As a matter of policy, this is a manifesto for irresponsibility.
Just as the postponement of elections would have been a gift to the insurgents,
a timetable for withdrawal now would amount to a concession of defeat. The
Iraqis certainly know this, with interim President (and Sunni Arab) Sheik Ghazi
al-Yawar saying Tuesday that it is "complete nonsense to ask the troops to
leave in this chaos and this vacuum of power." The claim that the U.S. has
become a force for occupation only validates the Al-Jazeera hypothesis that the
terrorists are engaging in a legitimate exercise in "resistance."
What is more astonishing, however, is the Democrats' political
tone-deafness.
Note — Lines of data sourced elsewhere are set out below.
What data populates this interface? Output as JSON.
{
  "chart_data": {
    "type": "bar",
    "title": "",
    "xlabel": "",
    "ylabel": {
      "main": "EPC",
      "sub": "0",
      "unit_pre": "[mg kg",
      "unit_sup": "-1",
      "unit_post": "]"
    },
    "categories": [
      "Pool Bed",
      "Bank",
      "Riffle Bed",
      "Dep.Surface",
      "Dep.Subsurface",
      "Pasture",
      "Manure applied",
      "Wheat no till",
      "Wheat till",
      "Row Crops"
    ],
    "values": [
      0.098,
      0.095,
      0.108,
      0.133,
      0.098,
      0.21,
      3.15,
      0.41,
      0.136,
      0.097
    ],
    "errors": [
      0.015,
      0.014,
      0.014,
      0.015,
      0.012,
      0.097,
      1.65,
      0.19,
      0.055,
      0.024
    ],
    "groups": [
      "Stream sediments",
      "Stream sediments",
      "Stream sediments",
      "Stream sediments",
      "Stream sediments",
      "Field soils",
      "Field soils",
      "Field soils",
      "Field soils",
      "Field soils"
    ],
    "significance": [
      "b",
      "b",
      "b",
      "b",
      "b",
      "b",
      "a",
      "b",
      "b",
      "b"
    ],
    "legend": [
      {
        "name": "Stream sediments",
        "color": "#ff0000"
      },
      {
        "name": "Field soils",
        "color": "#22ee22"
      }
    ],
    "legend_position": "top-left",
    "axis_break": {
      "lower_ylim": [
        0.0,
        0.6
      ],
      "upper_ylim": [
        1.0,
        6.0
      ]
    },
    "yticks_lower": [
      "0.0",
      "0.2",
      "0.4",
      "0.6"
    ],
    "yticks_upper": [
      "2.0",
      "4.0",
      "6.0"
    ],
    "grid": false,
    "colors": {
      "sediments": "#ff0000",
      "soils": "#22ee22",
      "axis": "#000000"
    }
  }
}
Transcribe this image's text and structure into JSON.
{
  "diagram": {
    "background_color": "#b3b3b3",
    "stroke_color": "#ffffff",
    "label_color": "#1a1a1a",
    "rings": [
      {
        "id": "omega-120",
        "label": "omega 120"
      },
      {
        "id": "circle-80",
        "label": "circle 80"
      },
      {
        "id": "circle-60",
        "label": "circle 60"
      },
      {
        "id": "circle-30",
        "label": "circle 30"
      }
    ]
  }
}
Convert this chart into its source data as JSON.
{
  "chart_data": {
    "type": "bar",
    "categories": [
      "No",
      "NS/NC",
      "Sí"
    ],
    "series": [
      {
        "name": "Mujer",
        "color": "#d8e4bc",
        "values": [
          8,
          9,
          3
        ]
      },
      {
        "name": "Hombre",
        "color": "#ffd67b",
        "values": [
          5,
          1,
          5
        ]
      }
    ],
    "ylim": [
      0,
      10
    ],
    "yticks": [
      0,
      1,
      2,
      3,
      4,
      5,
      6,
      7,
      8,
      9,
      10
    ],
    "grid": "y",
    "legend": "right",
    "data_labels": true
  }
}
In their indictment of Administration policy, the Senators
always take care to add a few words of tribute to the American soldier. But
what's the point of praising his courage when only a fool would want to be the
last man to die for a mistake?
Today, the Democratic Party has put itself in the awkward position
of hoping to gain political advantage in the 2006 elections as a result of
American wartime reverses, just as some House Republicans did during the war in
Kosovo (they were saved by their Senate betters). This is not a place any
political party should wish to be.
We understand that it is in the nature of the party of opposition
to oppose. But there's no law in politics that says opposition has to be blind.
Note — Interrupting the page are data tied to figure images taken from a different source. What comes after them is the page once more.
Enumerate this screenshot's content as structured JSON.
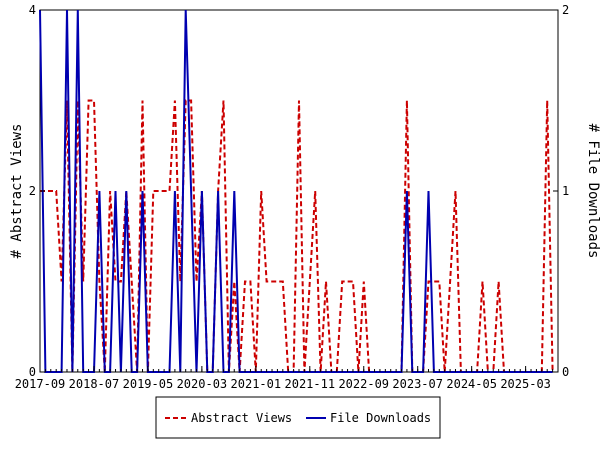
{
  "chart_data": {
    "type": "line",
    "x_tick_labels": [
      "2017-09",
      "2018-07",
      "2019-05",
      "2020-03",
      "2021-01",
      "2021-11",
      "2022-09",
      "2023-07",
      "2024-05",
      "2025-03"
    ],
    "ylabel": "# Abstract Views",
    "y2label": "# File Downloads",
    "ylim": [
      0,
      4
    ],
    "y2lim": [
      0,
      2
    ],
    "y_ticks": [
      "0",
      "2",
      "4"
    ],
    "y2_ticks": [
      "0",
      "1",
      "2"
    ],
    "legend_position": "bottom-center",
    "grid": false,
    "series": [
      {
        "name": "Abstract Views",
        "axis": "left",
        "color": "#cc0000",
        "style": "dashed",
        "points": [
          [
            0,
            2
          ],
          [
            1,
            2
          ],
          [
            1.5,
            2
          ],
          [
            2,
            1
          ],
          [
            2.5,
            3
          ],
          [
            3,
            0
          ],
          [
            3.5,
            3
          ],
          [
            4,
            1
          ],
          [
            4.5,
            3
          ],
          [
            5,
            3
          ],
          [
            5.5,
            1
          ],
          [
            6,
            0
          ],
          [
            6.5,
            2
          ],
          [
            7,
            1
          ],
          [
            7.5,
            1
          ],
          [
            8,
            2
          ],
          [
            8.5,
            1
          ],
          [
            9,
            0
          ],
          [
            9.5,
            3
          ],
          [
            10,
            0
          ],
          [
            10.5,
            2
          ],
          [
            11,
            2
          ],
          [
            11.5,
            2
          ],
          [
            12,
            2
          ],
          [
            12.5,
            3
          ],
          [
            13,
            1
          ],
          [
            13.5,
            3
          ],
          [
            14,
            3
          ],
          [
            14.5,
            1
          ],
          [
            15,
            2
          ],
          [
            15.5,
            0
          ],
          [
            16,
            0
          ],
          [
            16.5,
            2
          ],
          [
            17,
            3
          ],
          [
            17.5,
            0
          ],
          [
            18,
            1
          ],
          [
            18.5,
            0
          ],
          [
            19,
            1
          ],
          [
            19.5,
            1
          ],
          [
            20,
            0
          ],
          [
            20.5,
            2
          ],
          [
            21,
            1
          ],
          [
            21.5,
            1
          ],
          [
            22,
            1
          ],
          [
            22.5,
            1
          ],
          [
            23,
            0
          ],
          [
            23.5,
            0
          ],
          [
            24,
            3
          ],
          [
            24.5,
            0
          ],
          [
            25,
            1
          ],
          [
            25.5,
            2
          ],
          [
            26,
            0
          ],
          [
            26.5,
            1
          ],
          [
            27,
            0
          ],
          [
            27.5,
            0
          ],
          [
            28,
            1
          ],
          [
            28.5,
            1
          ],
          [
            29,
            1
          ],
          [
            29.5,
            0
          ],
          [
            30,
            1
          ],
          [
            30.5,
            0
          ],
          [
            31,
            0
          ],
          [
            31.5,
            0
          ],
          [
            32,
            0
          ],
          [
            32.5,
            0
          ],
          [
            33,
            0
          ],
          [
            33.5,
            0
          ],
          [
            34,
            3
          ],
          [
            34.5,
            0
          ],
          [
            35,
            0
          ],
          [
            35.5,
            0
          ],
          [
            36,
            1
          ],
          [
            36.5,
            1
          ],
          [
            37,
            1
          ],
          [
            37.5,
            0
          ],
          [
            38,
            1
          ],
          [
            38.5,
            2
          ],
          [
            39,
            0
          ],
          [
            39.5,
            0
          ],
          [
            40,
            0
          ],
          [
            40.5,
            0
          ],
          [
            41,
            1
          ],
          [
            41.5,
            0
          ],
          [
            42,
            0
          ],
          [
            42.5,
            1
          ],
          [
            43,
            0
          ],
          [
            43.5,
            0
          ],
          [
            44,
            0
          ],
          [
            44.5,
            0
          ],
          [
            45,
            0
          ],
          [
            45.5,
            0
          ],
          [
            46,
            0
          ],
          [
            46.5,
            0
          ],
          [
            47,
            3
          ],
          [
            47.5,
            0
          ]
        ]
      },
      {
        "name": "File Downloads",
        "axis": "right",
        "color": "#0000b0",
        "style": "solid",
        "points": [
          [
            0,
            2
          ],
          [
            0.5,
            0
          ],
          [
            1,
            0
          ],
          [
            1.5,
            0
          ],
          [
            2,
            0
          ],
          [
            2.5,
            2
          ],
          [
            3,
            0
          ],
          [
            3.5,
            2
          ],
          [
            4,
            0
          ],
          [
            4.5,
            0
          ],
          [
            5,
            0
          ],
          [
            5.5,
            1
          ],
          [
            6,
            0
          ],
          [
            6.5,
            0
          ],
          [
            7,
            1
          ],
          [
            7.5,
            0
          ],
          [
            8,
            1
          ],
          [
            8.5,
            0
          ],
          [
            9,
            0
          ],
          [
            9.5,
            1
          ],
          [
            10,
            0
          ],
          [
            10.5,
            0
          ],
          [
            11,
            0
          ],
          [
            11.5,
            0
          ],
          [
            12,
            0
          ],
          [
            12.5,
            1
          ],
          [
            13,
            0
          ],
          [
            13.5,
            2
          ],
          [
            14,
            1
          ],
          [
            14.5,
            0
          ],
          [
            15,
            1
          ],
          [
            15.5,
            0
          ],
          [
            16,
            0
          ],
          [
            16.5,
            1
          ],
          [
            17,
            0
          ],
          [
            17.5,
            0
          ],
          [
            18,
            1
          ],
          [
            18.5,
            0
          ],
          [
            19,
            0
          ],
          [
            19.5,
            0
          ],
          [
            20,
            0
          ],
          [
            21,
            0
          ],
          [
            22,
            0
          ],
          [
            23,
            0
          ],
          [
            24,
            0
          ],
          [
            25,
            0
          ],
          [
            26,
            0
          ],
          [
            27,
            0
          ],
          [
            28,
            0
          ],
          [
            29,
            0
          ],
          [
            30,
            0
          ],
          [
            31,
            0
          ],
          [
            32,
            0
          ],
          [
            32.5,
            0
          ],
          [
            33,
            0
          ],
          [
            33.5,
            0
          ],
          [
            34,
            1
          ],
          [
            34.5,
            0
          ],
          [
            35,
            0
          ],
          [
            35.5,
            0
          ],
          [
            36,
            1
          ],
          [
            36.5,
            0
          ],
          [
            37,
            0
          ],
          [
            38,
            0
          ],
          [
            39,
            0
          ],
          [
            40,
            0
          ],
          [
            41,
            0
          ],
          [
            42,
            0
          ],
          [
            43,
            0
          ],
          [
            44,
            0
          ],
          [
            45,
            0
          ],
          [
            46,
            0
          ],
          [
            47,
            0
          ],
          [
            47.5,
            0
          ]
        ]
      }
    ]
  }
}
Following the Iraqi election, Senator Hillary Clinton offered that "we
have to salute the courage and bravery of those who are risking their lives to
vote and those brave Iraqi and American soldiers fighting to protect their
right to vote. They are facing terrorists who have declared war on democracy
itself and made voting a life-and-death process." Last we checked, nobody
had accused Mrs. Clinton of being a Republican.
At the onset of the Cold War, and despite opposition from the
isolationist wing of their party, Arthur Vandenberg and other Republican
Senators worked with Democratic President Harry Truman to forge the containment
strategy against Communism. Where is today's Democratic Vandenberg?